Thoughts on food as fad
Every day, someone tells me they’ve sworn off gluten, most for reasons that have nothing to do with celiac disease, gluten intolerance or even mild sensitivity.
“I’m trying to lose weight,” says the punked-out drummer down the block. “Humans were not designed to digest gluten,” the hostess of a ritzy dinner party tells me, showing off her pricey Le Veneziane pasta fagioli and winking.
I’ve noticed this irks some in the celiac community and strikes fear into those who have worked long and unflaggingly for awareness of celiac as a bona fide disease, those selfless souls who brought us to this tipping point. Today we know celiac disease and its many variations are far more common than we ever thought, but who ever imagined a day when millions would follow this restrictive diet whether they needed to or not, when movie stars would tell us eschewing gluten was one of their secrets to a sexy body?
Should we treat with suspicion the new lassez-faire attitudes engendered by these faddists? Yes.
Do we have to double-check the safety of the meals served by well-meaning, but possibly undereducated, newcomers? Absolutely.
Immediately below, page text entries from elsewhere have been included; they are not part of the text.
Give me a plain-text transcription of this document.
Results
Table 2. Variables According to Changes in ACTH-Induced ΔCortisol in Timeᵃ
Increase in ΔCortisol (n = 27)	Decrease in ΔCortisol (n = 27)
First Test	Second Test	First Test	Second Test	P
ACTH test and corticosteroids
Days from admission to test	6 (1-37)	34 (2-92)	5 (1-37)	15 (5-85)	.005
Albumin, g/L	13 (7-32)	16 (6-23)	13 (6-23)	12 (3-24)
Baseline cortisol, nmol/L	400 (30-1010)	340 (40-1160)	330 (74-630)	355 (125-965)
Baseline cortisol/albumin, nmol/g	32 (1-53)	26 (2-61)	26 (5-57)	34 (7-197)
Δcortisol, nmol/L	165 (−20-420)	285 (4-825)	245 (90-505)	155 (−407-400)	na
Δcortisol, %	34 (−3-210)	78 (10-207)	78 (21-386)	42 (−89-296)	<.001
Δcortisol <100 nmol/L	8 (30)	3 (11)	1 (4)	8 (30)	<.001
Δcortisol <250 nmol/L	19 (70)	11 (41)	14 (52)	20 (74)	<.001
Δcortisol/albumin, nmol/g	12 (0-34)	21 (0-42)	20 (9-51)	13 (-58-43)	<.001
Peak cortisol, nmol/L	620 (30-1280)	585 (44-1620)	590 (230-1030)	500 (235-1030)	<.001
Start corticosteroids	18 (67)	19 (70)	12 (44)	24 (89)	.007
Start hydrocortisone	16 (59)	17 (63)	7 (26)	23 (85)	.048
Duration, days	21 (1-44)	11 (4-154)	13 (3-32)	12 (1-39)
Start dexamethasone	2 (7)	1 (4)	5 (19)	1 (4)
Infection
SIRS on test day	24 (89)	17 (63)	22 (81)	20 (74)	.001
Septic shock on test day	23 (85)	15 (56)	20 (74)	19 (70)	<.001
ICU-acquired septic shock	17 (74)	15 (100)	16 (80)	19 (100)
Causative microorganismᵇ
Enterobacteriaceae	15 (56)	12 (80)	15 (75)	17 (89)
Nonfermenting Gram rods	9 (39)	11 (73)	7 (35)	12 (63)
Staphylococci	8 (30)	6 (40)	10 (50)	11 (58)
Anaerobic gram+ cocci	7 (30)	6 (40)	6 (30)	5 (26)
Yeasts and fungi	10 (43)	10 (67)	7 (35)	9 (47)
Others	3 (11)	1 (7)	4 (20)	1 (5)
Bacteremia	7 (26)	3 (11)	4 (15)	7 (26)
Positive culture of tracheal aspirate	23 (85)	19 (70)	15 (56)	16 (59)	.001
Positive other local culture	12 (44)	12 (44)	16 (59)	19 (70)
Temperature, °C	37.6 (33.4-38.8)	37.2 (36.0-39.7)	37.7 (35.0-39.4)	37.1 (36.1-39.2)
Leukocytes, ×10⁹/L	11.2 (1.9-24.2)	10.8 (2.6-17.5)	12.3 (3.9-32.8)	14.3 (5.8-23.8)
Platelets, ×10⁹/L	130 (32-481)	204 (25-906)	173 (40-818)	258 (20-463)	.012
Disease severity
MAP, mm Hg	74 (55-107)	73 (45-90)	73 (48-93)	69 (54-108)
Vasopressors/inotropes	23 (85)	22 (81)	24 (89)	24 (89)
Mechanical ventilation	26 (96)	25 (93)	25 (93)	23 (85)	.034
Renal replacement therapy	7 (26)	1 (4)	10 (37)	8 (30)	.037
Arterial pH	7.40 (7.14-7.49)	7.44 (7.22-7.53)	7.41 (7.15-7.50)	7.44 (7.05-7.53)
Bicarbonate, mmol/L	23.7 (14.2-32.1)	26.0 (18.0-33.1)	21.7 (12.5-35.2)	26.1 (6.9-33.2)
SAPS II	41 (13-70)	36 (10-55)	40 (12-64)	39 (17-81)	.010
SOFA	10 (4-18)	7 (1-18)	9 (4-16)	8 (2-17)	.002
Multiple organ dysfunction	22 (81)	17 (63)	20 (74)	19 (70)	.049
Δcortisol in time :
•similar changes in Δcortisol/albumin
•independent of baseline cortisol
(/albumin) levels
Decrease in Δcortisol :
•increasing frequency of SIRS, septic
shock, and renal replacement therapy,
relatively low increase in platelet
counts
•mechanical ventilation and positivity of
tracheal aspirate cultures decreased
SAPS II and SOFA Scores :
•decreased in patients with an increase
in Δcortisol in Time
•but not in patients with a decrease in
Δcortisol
Should we take with a grain of salt the health claims of this growing group? You bet.
But isn’t this what we pined for back in the bad, old days when our bread tasted like drywall compound and mail order was the only way to put dinner on the table? Didn’t we dream of gluten-free pizza parlors on every corner, dedicated bread bakeries that scent the air with yeasty aromas, brownies and cupcakes and birthday cakes and fresh pasta whenever we want them, restaurant waiters who need no explanation, only the words gluten-free to serve us safely and royally?
Notoriety never comes without its challenges but, on balance, it beats the blank stares and empty plates many of us lived with in the hungry years.
Foods, like health conditions, all have their moments—remember Swedish meatballs, chicken fricassee, the year everyone in America was hypoglycemic? I, for one, am not worried about overexposure, the sanctity of my particular plumbing as an important issue or that celiacs as a group won’t be taken seriously. I am thrilled that we’ve achieved what marketers call critical mass, a veritable tsunami of popularity and awareness propelling the purveyors of all things gluten-free toward excellence or oblivion, leaving no room on the table for mediocrity. The eat-or-be-eaten survival of the market fittest.
It’s likely the Rastafarian macrobiotic on my street will fall off the gluten-free wagon and jump on some other food fad. Likewise, the frenzied creation of gluten-free cookbooks and empires will abate.
But when the wave finally breaks, we’ll be left with the best of these enterprises, a world that takes gluten-free in its stride, equal to low fat, lactose free and organic as valid options. Who knows, the hunt for the magic bullet—when we just want the real thing—may be beside the point because the alternative is the real thing. In the future of gluten-free abundance, I imagine being offered a slice of gluten-free pizza and saying, “No thanks, I’m on a diet!”
Novelist and poet Jax Peters Lowell, author of The Gluten-Free Bible and other books, was diagnosed with celiac disease in 1981. She lives in Philadelphia.